In some patients the cytokine ordeal has been linked to effectiveness; the more miserable they get, the more benefit they seem to receive from the treatment. But Marcela Maus, who directs the Cellular Immunotherapy program at Massachusetts General Hospital in Boston, says patients don’t need to suffer to get long-lasting relief from their cancer.
Doctors hope the cytokine response will be reduced if CAR-Ts are delivered earlier in the disease’s course, before patients have been heavily treated with chemotherapy and when their immune systems are still relatively healthy. Earlier treatment could also save patients months if not years of miserable chemotherapy sessions, which are now the standard approach for patients whose first treatments do not work, Maus says.

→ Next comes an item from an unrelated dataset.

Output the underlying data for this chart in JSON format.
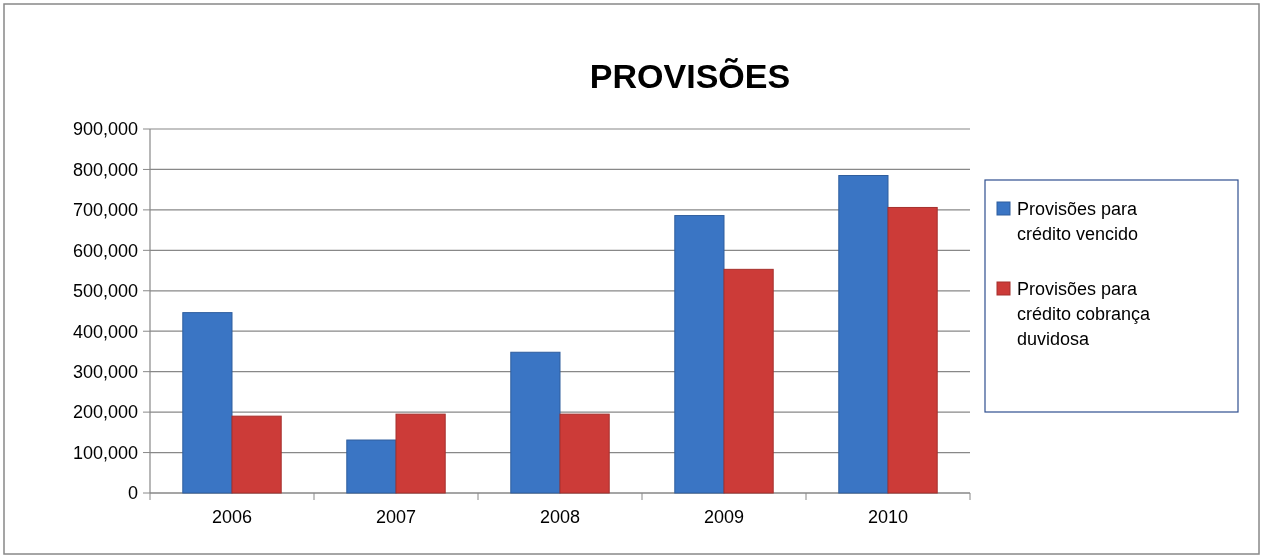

Drug companies’ greatest hope is that CAR-Ts will eventually work as well on solid tumors as they do on liquid ones—but that remains a far-off dream for the moment. “Solid tumors by definition are much harder,” says Sunil Agarwal, president of R&D for Juno Therapeutics, another company leading CAR-T development. These tumors have more defenses than blood cancers, making it tougher for CAR-Ts to get through, Agarwal explains. And they lack a distinctive marker that would allow only cancer cells—and not crucial healthy ones—to be targeted and killed. Companies and researchers are now trying CAR-Ts in combination with other treatments such as the other major type of immune therapy, called checkpoint blockades.
Maus says that when she started testing CAR-Ts on glioblastoma, a notoriously lethal form of brain tumor, she was convinced they would quickly provide a cure. Now, after watching years of failures and limited successes, she approaches the task with more humility—but still some optimism. “We could get lucky,” she says.
Porter, at Penn, says he sees the FDA approval as the beginning of a new approach to therapy rather than the end of a long development process. “It now allows you to move faster and study things that need to be done to make this better and safer,” he says. “There is so much to do.”